Open Access Article
How can Generative AI Benefit Educators in Designing Assessments in Computer Science?
1 The University of Western Australia
2 The University of Melbourne
Published in: Education Research and Perspectives, Volume 51, 31 December 2024, Pages 82-101;
DOI: 10.70953/ERPv51.2412004
Abstract
Generative Artificial Intelligence (GenAI) is transforming education, with assessment design emerging as a crucial area of innovation, particularly in computer science (CS) education. Effective assessment is critical for evaluating student competencies and guiding learning processes, yet traditional practices face significant challenges in CS education. These include the growing need for personalised evaluation amidst increasing enrolments, the intensive practice demands of programming courses, and the rapid evolution of curricula aligned with emerging technologies.
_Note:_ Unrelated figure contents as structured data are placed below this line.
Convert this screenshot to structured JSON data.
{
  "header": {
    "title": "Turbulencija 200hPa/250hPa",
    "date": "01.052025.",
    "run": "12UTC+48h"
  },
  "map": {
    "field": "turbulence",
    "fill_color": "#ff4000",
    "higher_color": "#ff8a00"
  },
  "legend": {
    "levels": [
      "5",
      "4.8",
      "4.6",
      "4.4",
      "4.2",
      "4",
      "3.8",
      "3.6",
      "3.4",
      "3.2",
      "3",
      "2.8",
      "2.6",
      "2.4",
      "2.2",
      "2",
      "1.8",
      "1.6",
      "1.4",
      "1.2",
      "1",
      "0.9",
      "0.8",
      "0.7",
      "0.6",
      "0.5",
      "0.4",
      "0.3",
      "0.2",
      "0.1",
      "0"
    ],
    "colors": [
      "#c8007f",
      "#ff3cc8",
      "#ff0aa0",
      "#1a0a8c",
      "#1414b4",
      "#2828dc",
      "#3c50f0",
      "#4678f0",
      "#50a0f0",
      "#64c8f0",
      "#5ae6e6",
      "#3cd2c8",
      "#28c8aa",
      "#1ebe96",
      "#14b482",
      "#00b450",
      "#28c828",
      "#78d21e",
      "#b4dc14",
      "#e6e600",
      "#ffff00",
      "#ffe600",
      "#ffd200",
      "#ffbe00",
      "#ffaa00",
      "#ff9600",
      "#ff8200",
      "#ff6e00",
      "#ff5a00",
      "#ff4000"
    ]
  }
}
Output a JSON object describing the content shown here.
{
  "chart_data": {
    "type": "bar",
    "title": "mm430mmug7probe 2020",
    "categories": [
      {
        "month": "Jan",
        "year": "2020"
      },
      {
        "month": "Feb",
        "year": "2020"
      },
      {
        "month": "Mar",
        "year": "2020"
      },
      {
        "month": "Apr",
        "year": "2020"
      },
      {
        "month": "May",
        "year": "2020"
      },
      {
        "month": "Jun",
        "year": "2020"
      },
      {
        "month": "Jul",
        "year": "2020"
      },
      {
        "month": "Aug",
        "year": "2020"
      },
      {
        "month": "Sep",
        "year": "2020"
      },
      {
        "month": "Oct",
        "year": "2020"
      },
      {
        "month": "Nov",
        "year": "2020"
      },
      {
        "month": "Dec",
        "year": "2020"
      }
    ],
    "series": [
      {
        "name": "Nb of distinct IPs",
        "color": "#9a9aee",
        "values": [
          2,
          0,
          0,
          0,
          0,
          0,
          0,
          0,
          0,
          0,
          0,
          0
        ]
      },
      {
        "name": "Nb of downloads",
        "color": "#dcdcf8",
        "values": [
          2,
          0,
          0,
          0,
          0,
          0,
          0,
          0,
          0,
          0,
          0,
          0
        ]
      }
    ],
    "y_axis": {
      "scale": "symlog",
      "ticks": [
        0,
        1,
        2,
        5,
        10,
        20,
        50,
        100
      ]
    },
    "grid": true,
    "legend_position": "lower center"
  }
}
This paper examines the transformative potential of GenAI tools in addressing these challenges within CS education. Through a scoping review of existing literature, we explore how GenAI can assist educators in collecting relevant assessment materials, automating exercise creation, optimizing code testing, providing interactive feedback, and leveraging learning analytics. By synthesizing evidence-based insights, this study highlights the practical applications of GenAI, demonstrating its capacity to enhance efficiency, personalization, and impact in assessment practices, ultimately advancing teaching and learning in the era of GenAI.